At the time, he promised to open source this tool eventually. It would be pretty fun to play with it.

The problem:

This idea won't work as easily with redo as it did with make. With make, a separate copy of $SHELL is launched for each step of the build (and gets migrated to the remote machine), but make runs only on your local machine, so it can control parallelism and avoid building the same target from multiple machines, and so on. The key to the above distribution mechanism is it can send files to the remote machine at the beginning of the $SHELL, and send them back when the $SHELL exits, and know that nobody cares about them in the meantime. With redo, since the entire script runs inside a shell (and the shell might not exit until the very end of the build), we'd have to do the parallelism some other way.

I'm sure it's doable, however. One nice thing about redo is that the source code is so small compared to make: you can just rewrite it.

Can I convince a sub-redo or sub-make to not use parallel builds?

Yes. Put this in your .do script:

unset MAKEFLAGS

The child makes will then not have access to the jobserver, so will build serially instead.

What does the "broken --jobserver-auth" error mean?

redo (and GNU make) use the MAKEFLAGS environment variable to pass information about the parallel build environment from one process to the next. Inside MAKEFLAGS is a string that looks like either --jobserver-auth=X,Y or --jobserver-fds=X,Y, depending on the version of make.

If redo finds one of these strings, but the file descriptors named by X and Y are not available in the subprocess, that means some ill-behaved parent process has closed them. This prevents parallelism from working, so redo aborts to let you know something is seriously wrong.

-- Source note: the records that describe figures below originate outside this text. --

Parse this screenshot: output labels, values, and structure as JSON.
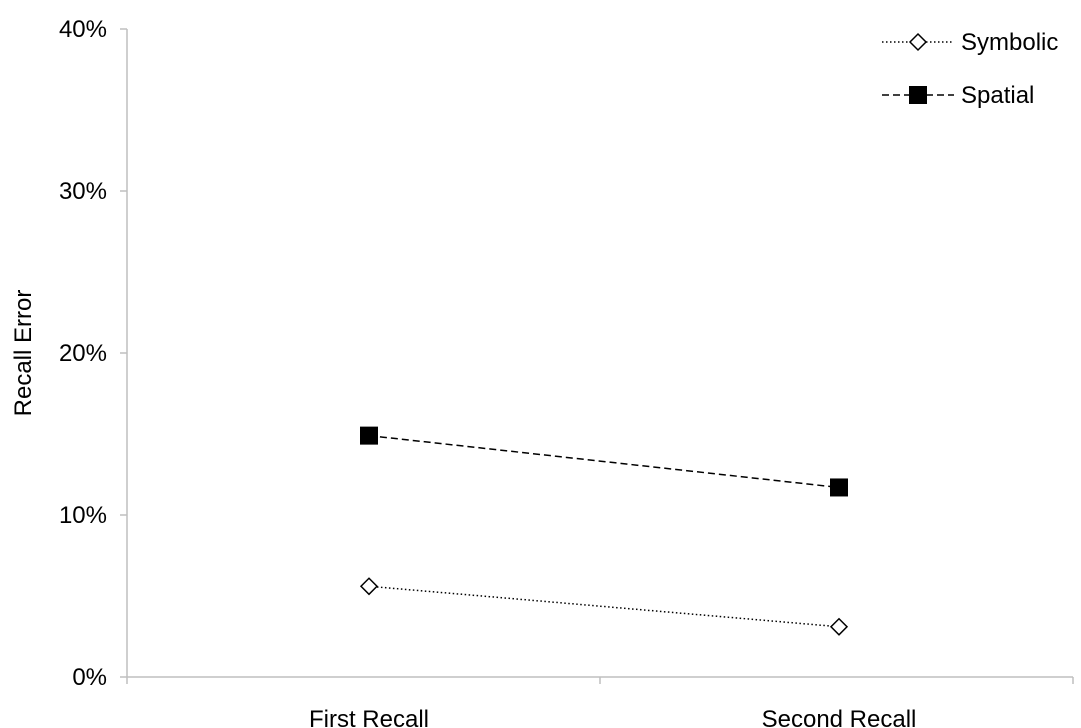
{
  "chart_data": {
    "type": "line",
    "title": "",
    "xlabel": "",
    "ylabel": "Recall Error",
    "categories": [
      "First Recall",
      "Second Recall"
    ],
    "ylim": [
      0,
      0.4
    ],
    "yticks": [
      0,
      0.1,
      0.2,
      0.3,
      0.4
    ],
    "ytick_labels": [
      "0%",
      "10%",
      "20%",
      "30%",
      "40%"
    ],
    "grid": false,
    "legend_position": "top-right",
    "series": [
      {
        "name": "Symbolic",
        "values": [
          0.056,
          0.031
        ],
        "marker": "open-diamond-icon",
        "line_style": "dotted",
        "color": "#000000"
      },
      {
        "name": "Spatial",
        "values": [
          0.149,
          0.117
        ],
        "marker": "filled-square-icon",
        "line_style": "dashed",
        "color": "#000000"
      }
    ]
  }
}
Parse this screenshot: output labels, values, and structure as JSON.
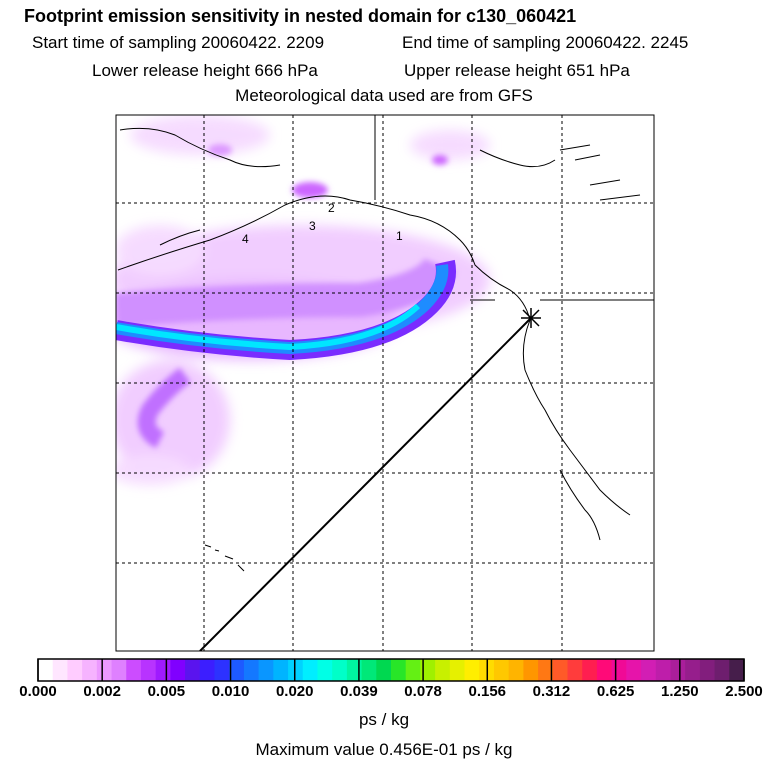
{
  "header": {
    "title": "Footprint emission sensitivity in nested domain for c130_060421",
    "start_label": "Start time of sampling 20060422.  2209",
    "end_label": "End time of sampling 20060422.  2245",
    "lower_label": "Lower release height  666 hPa",
    "upper_label": "Upper release height  651 hPa",
    "met_label": "Meteorological data used are from GFS"
  },
  "map": {
    "track_markers": [
      "1",
      "2",
      "3",
      "4"
    ]
  },
  "colorbar": {
    "tick_labels": [
      "0.000",
      "0.002",
      "0.005",
      "0.010",
      "0.020",
      "0.039",
      "0.078",
      "0.156",
      "0.312",
      "0.625",
      "1.250",
      "2.500"
    ],
    "units": "ps / kg",
    "max_value_text": "Maximum value  0.456E-01 ps / kg",
    "colors": [
      "#ffffff",
      "#ffe6ff",
      "#ffccff",
      "#f6b3ff",
      "#ec99ff",
      "#df80ff",
      "#cc4cff",
      "#b833ff",
      "#9f1aff",
      "#8000ff",
      "#5a14ee",
      "#3c1eff",
      "#2d32ff",
      "#1e5aff",
      "#1478ff",
      "#0a96ff",
      "#00b4ff",
      "#00d2ff",
      "#00eeff",
      "#00ffe6",
      "#00ffc8",
      "#00f5a0",
      "#00e878",
      "#00d850",
      "#28e628",
      "#64f014",
      "#a0f000",
      "#c8f000",
      "#e6f000",
      "#ffee00",
      "#ffdc00",
      "#ffc800",
      "#ffb400",
      "#ff9600",
      "#ff7814",
      "#ff5a28",
      "#ff3c3c",
      "#ff1e50",
      "#ff0a78",
      "#f00a96",
      "#e614aa",
      "#d21eb4",
      "#be1eaa",
      "#aa1e9b",
      "#961e8c",
      "#821e7d",
      "#6e1e6e",
      "#461e4b"
    ]
  }
}
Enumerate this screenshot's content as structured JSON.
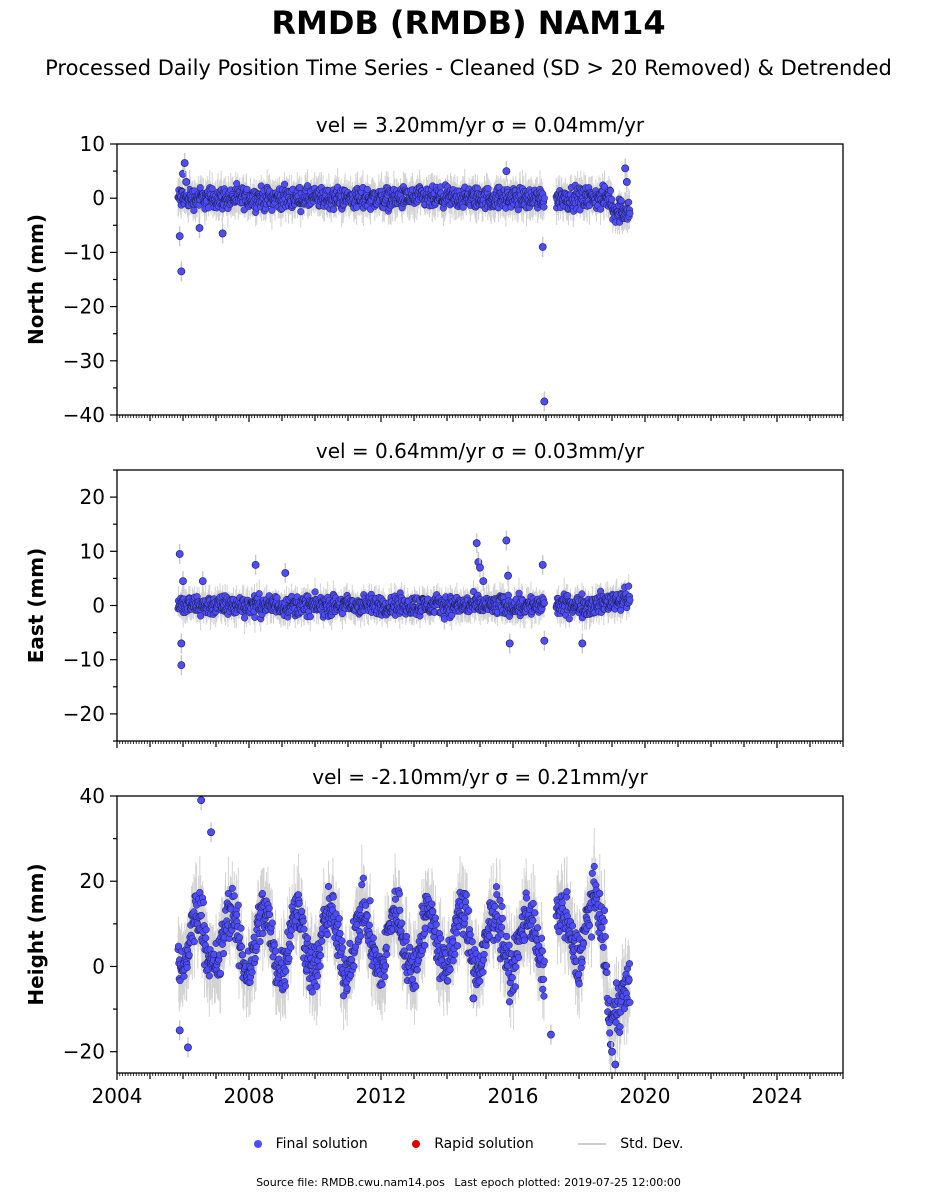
{
  "title": "RMDB (RMDB) NAM14",
  "subtitle": "Processed Daily Position Time Series - Cleaned (SD > 20 Removed) & Detrended",
  "colors": {
    "final": "#4d4dff",
    "rapid": "#e00000",
    "std": "#c8c8c8"
  },
  "chart_data": [
    {
      "type": "scatter",
      "title": "vel = 3.20mm/yr   σ = 0.04mm/yr",
      "xlabel": "",
      "ylabel": "North (mm)",
      "xlim": [
        2004,
        2026
      ],
      "ylim": [
        -40,
        10
      ],
      "yticks": [
        10,
        0,
        -10,
        -20,
        -30,
        -40
      ],
      "ytick_labels": [
        "10",
        "0",
        "−10",
        "−20",
        "−30",
        "−40"
      ],
      "series": [
        {
          "name": "Final solution",
          "x": [
            2005.9,
            2005.95,
            2006.0,
            2006.05,
            2006.1,
            2006.5,
            2007.2,
            2016.9,
            2016.95,
            2015.8,
            2019.4,
            2019.45
          ],
          "y": [
            -7,
            -13.5,
            4.5,
            6.5,
            3,
            -5.5,
            -6.5,
            -9,
            -37.5,
            5,
            5.5,
            3
          ]
        }
      ],
      "grid": false
    },
    {
      "type": "scatter",
      "title": "vel = 0.64mm/yr   σ = 0.03mm/yr",
      "xlabel": "",
      "ylabel": "East (mm)",
      "xlim": [
        2004,
        2026
      ],
      "ylim": [
        -25,
        25
      ],
      "yticks": [
        20,
        10,
        0,
        -10,
        -20
      ],
      "ytick_labels": [
        "20",
        "10",
        "0",
        "−10",
        "−20"
      ],
      "series": [
        {
          "name": "Final solution",
          "x": [
            2005.9,
            2005.95,
            2005.95,
            2006.0,
            2006.6,
            2008.2,
            2009.1,
            2014.9,
            2014.95,
            2015.0,
            2015.1,
            2015.8,
            2015.85,
            2015.9,
            2016.9,
            2016.95,
            2018.1
          ],
          "y": [
            9.5,
            -7,
            -11,
            4.5,
            4.5,
            7.5,
            6,
            11.5,
            8,
            7,
            4.5,
            12,
            5.5,
            -7,
            7.5,
            -6.5,
            -7
          ]
        }
      ],
      "grid": false
    },
    {
      "type": "scatter",
      "title": "vel = -2.10mm/yr   σ = 0.21mm/yr",
      "xlabel": "",
      "ylabel": "Height (mm)",
      "xlim": [
        2004,
        2026
      ],
      "ylim": [
        -25,
        40
      ],
      "yticks": [
        40,
        20,
        0,
        -20
      ],
      "ytick_labels": [
        "40",
        "20",
        "0",
        "−20"
      ],
      "xticks": [
        2004,
        2008,
        2012,
        2016,
        2020,
        2024
      ],
      "xtick_labels": [
        "2004",
        "2008",
        "2012",
        "2016",
        "2020",
        "2024"
      ],
      "series": [
        {
          "name": "Final solution",
          "x": [
            2006.55,
            2006.85,
            2006.15,
            2005.9,
            2017.15,
            2019.0,
            2019.1,
            2014.8
          ],
          "y": [
            39,
            31.5,
            -19,
            -15,
            -16,
            -20,
            -23,
            -7.5
          ]
        }
      ],
      "grid": false
    }
  ],
  "legend": {
    "final": "Final solution",
    "rapid": "Rapid solution",
    "std": "Std. Dev."
  },
  "footer": {
    "source": "Source file: RMDB.cwu.nam14.pos",
    "last_epoch": "Last epoch plotted: 2019-07-25 12:00:00"
  }
}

GNU make will intentionally close these file descriptors if you write a Makefile rule that contains neither the exact string $(MAKE) nor a leading + character. So you might have had a Makefile rule that looked like this:

subdir/all:
    $(MAKE) -C subdir all

and that worked as expected: the sub-make inherited your parallelism settings. But people are sometimes surprised to find that this doesn't work as expected:

subdir/all:
    make -C subdir all

In that case, the sub-make does not inherit the jobserver file descriptors, so it runs serially. If for some reason you don't want to use $(MAKE) but you do want parallelism, you need to write something like this instead:

subdir/all:
    +make -C subdir all

And similarly, if you recurse into redo instead of make, you need the same trick:

subdir/all:
    +redo subdir/all

There are a few other programs that also close file descriptors. For example, if your .do file starts with #!/usr/bin/env xonsh, you might run into a bug in xonsh where it closes file descriptors incorrectly.

If you really can't stop your program from closing file descriptors that it shouldn't, you can work around the problem by unsetting MAKEFLAGS. This will let your program build, but will disable parallelism.